Let's all stay safe, help each other out, and remain in prayer for the duration!
So half a million folks in NC have lost power...why do some think this is a big nothing?
One thing I hate about where we are (NAS Patuxent River area) is that the “local” TV stations are based out of DC (1 1/2 hours away) or Baltimore (2 hrs away) so it’s not often our area even gets mentioned on the news. Been watching a lot of FoxNews and Weather Channel lately...
COLORADO!!!!!!!!!! Good Grief-that states stays covered in snow! You’ll freeze...
Especially after that mega-quake the other day. It's a real one-two punch for sure. Someone needs to post that image of the knocked over chair... this time with a second chair blown over.
I will be staying dry this evening - I underestimated how much beer should have been purchased and I doubt the corner mart on the highway is open. SIGH
Just heard 500,000+ people in Virginia are without power in the Virginia Beach/Norfolk/Hampton Roads area as well as Richmond. There has been sporadic outages here in Accomack County.
I live north of Raleigh and our winds are 23 sustained with strongest gust so far 43.6
One thing is the 9/11 Memorial Park is within the Category 1 Surge zone;
Unless they do some real serious sandbagging I suspect it will be flooded and ruined.
Good point, never even thought about that. I suspect they will pull out all the stops to try to minimize the damage there.
There are plenty of higher windspeed readings from buoys in the vicinity. Perhaps there is a conspiracy by weather buoys to over-hype the storm.
Thank you, zzeeman! I do appreciate your detailed explanation. If Irene is a big nothing, I’ll have a lot of food and drink for weeks to come and my survival kit ready for another “just in case” situation in the future.

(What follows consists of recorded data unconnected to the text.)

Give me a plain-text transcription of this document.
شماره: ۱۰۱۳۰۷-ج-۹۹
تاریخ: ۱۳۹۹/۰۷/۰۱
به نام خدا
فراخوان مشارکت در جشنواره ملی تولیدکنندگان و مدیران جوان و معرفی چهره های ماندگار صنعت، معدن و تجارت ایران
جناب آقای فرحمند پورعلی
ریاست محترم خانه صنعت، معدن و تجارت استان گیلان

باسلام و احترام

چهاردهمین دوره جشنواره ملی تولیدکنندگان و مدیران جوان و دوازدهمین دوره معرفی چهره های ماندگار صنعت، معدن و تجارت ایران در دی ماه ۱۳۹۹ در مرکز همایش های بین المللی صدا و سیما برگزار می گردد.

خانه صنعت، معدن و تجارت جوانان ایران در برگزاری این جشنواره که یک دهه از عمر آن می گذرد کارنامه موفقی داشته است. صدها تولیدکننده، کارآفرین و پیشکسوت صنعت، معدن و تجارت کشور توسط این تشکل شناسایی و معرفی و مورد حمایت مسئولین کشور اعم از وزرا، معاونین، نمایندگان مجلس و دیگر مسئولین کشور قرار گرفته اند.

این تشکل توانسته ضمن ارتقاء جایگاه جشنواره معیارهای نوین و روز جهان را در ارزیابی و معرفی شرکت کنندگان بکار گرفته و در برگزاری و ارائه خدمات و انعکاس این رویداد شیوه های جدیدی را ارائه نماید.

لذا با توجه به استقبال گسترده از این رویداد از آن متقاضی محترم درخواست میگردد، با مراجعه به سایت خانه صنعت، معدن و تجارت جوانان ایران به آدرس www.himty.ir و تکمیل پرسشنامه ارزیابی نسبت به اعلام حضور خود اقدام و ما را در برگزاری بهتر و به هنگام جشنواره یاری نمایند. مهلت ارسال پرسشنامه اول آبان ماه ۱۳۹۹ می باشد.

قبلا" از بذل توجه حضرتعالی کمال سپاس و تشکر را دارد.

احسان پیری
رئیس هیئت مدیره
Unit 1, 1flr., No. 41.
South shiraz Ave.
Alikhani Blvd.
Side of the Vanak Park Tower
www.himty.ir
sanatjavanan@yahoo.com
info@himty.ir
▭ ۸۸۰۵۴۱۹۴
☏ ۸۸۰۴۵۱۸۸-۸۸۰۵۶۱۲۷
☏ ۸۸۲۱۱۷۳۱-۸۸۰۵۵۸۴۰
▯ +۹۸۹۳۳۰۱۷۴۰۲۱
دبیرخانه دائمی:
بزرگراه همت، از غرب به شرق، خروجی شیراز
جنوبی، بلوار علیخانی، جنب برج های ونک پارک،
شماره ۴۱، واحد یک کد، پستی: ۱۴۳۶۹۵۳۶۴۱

In the meantime, it’s a bit scary considering we are not used to such storms. Being on this thread together is a big help. :)
Who has sustained winds at 60-70 MPH? I keep checking all the weather stations and I can’t find a thing over gust of 45. I’ve lived in Florida all of my life. I know a bad hurricane or tropical storm when I see one. Of course there are power outages. Weak limbs fall on the power lines or the power lines were not maintained well. 45 MPH should not snap power lines.

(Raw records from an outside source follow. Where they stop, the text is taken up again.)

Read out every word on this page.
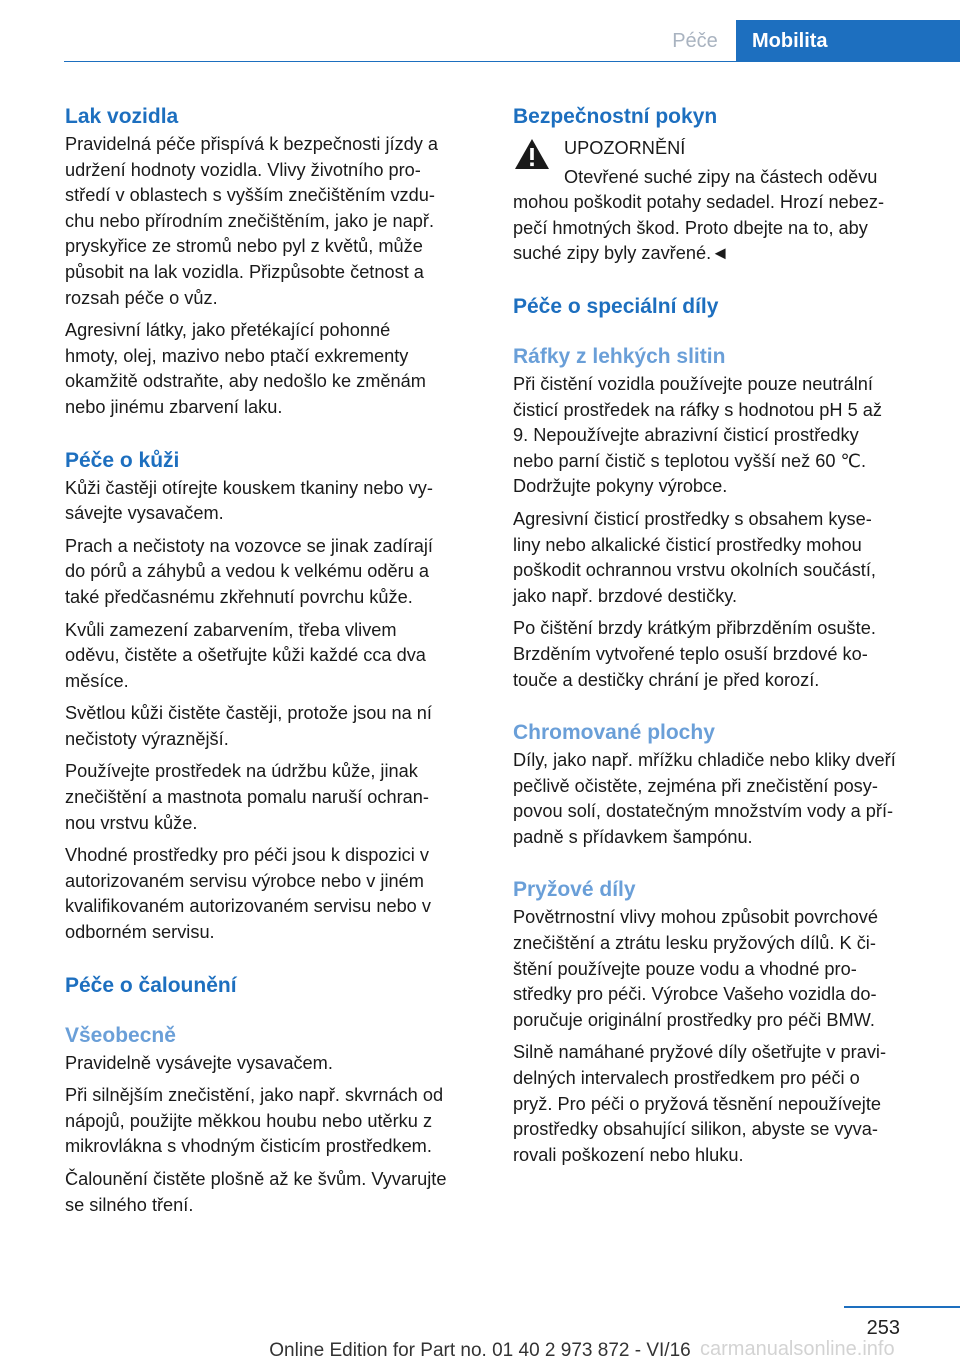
Péče	Mobilita
Lak vozidla

Pravidelná péče přispívá k bezpečnosti jízdy a
udržení hodnoty vozidla. Vlivy životního pro-
středí v oblastech s vyšším znečištěním vzdu-
chu nebo přírodním znečištěním, jako je např.
pryskyřice ze stromů nebo pyl z květů, může
působit na lak vozidla. Přizpůsobte četnost a
rozsah péče o vůz.

Agresivní látky, jako přetékající pohonné
hmoty, olej, mazivo nebo ptačí exkrementy
okamžitě odstraňte, aby nedošlo ke změnám
nebo jinému zbarvení laku.

Péče o kůži

Kůži častěji otírejte kouskem tkaniny nebo vy-
sávejte vysavačem.

Prach a nečistoty na vozovce se jinak zadírají
do pórů a záhybů a vedou k velkému oděru a
také předčasnému zkřehnutí povrchu kůže.

Kvůli zamezení zabarvením, třeba vlivem
oděvu, čistěte a ošetřujte kůži každé cca dva
měsíce.

Světlou kůži čistěte častěji, protože jsou na ní
nečistoty výraznější.

Používejte prostředek na údržbu kůže, jinak
znečištění a mastnota pomalu naruší ochran-
nou vrstvu kůže.

Vhodné prostředky pro péči jsou k dispozici v
autorizovaném servisu výrobce nebo v jiném
kvalifikovaném autorizovaném servisu nebo v
odborném servisu.

Péče o čalounění
Všeobecně

Pravidelně vysávejte vysavačem.

Při silnějším znečistění, jako např. skvrnách od
nápojů, použijte měkkou houbu nebo utěrku z
mikrovlákna s vhodným čisticím prostředkem.

Čalounění čistěte plošně až ke švům. Vyvarujte
se silného tření.

Bezpečnostní pokyn

UPOZORNĚNÍ

Otevřené suché zipy na částech oděvu

mohou poškodit potahy sedadel. Hrozí nebez-
pečí hmotných škod. Proto dbejte na to, aby
suché zipy byly zavřené.◄

Péče o speciální díly
Ráfky z lehkých slitin

Při čistění vozidla používejte pouze neutrální
čisticí prostředek na ráfky s hodnotou pH 5 až
9. Nepoužívejte abrazivní čisticí prostředky
nebo parní čistič s teplotou vyšší než 60 ℃.
Dodržujte pokyny výrobce.

Agresivní čisticí prostředky s obsahem kyse-
liny nebo alkalické čisticí prostředky mohou
poškodit ochrannou vrstvu okolních součástí,
jako např. brzdové destičky.

Po čištění brzdy krátkým přibrzděním osušte.
Brzděním vytvořené teplo osuší brzdové ko-
touče a destičky chrání je před korozí.

Chromované plochy

Díly, jako např. mřížku chladiče nebo kliky dveří
pečlivě očistěte, zejména při znečistění posy-
povou solí, dostatečným množstvím vody a pří-
padně s přídavkem šampónu.

Pryžové díly

Povětrnostní vlivy mohou způsobit povrchové
znečištění a ztrátu lesku pryžových dílů. K či-
štění používejte pouze vodu a vhodné pro-
středky pro péči. Výrobce Vašeho vozidla do-
poručuje originální prostředky pro péči BMW.

Silně namáhané pryžové díly ošetřujte v pravi-
delných intervalech prostředkem pro péči o
pryž. Pro péči o pryžová těsnění nepoužívejte
prostředky obsahující silikon, abyste se vyva-
rovali poškození nebo hluku.

253
Online Edition for Part no. 01 40 2 973 872 - VI/16 carmanualsonline.info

It could actually drop to Tropical Storm strength at this instant
psssst, that thing has been a tropical storm or depression for a while now.
Good for you! We’ve got a nice calm right now. Just a light breeze and light rain.
I don’t think it is a big nothing at all, but I am a little leary of the media and the government for sure.
BTW..We have had over a half of million people in Texas without power at times during this heat wave.Mine went off the other day for 8 hours when it was 105 degrees outside. Hopefully they have the right folks ready to come in clear the roads and it won’t be off too long for you guys. I am praying for all in harm’s way tonight.
Nah...the snow stays mostly on the west side of the mounts and IN the mounts. I live in the high desert area north of Denver...we had 8 inches TOTAL snow last winter. A few cold -20 Days but the rest were in the 50-60’s and sunny.
Given your OBVIOUS considerable expertise in tropical cyclone meteorology, could you please put together a list of all the tropical storms and depressions with central pressures under 950 mb, and post it here? Thanks!
Recon just made a center pass, the pressure has continued to slowly drop.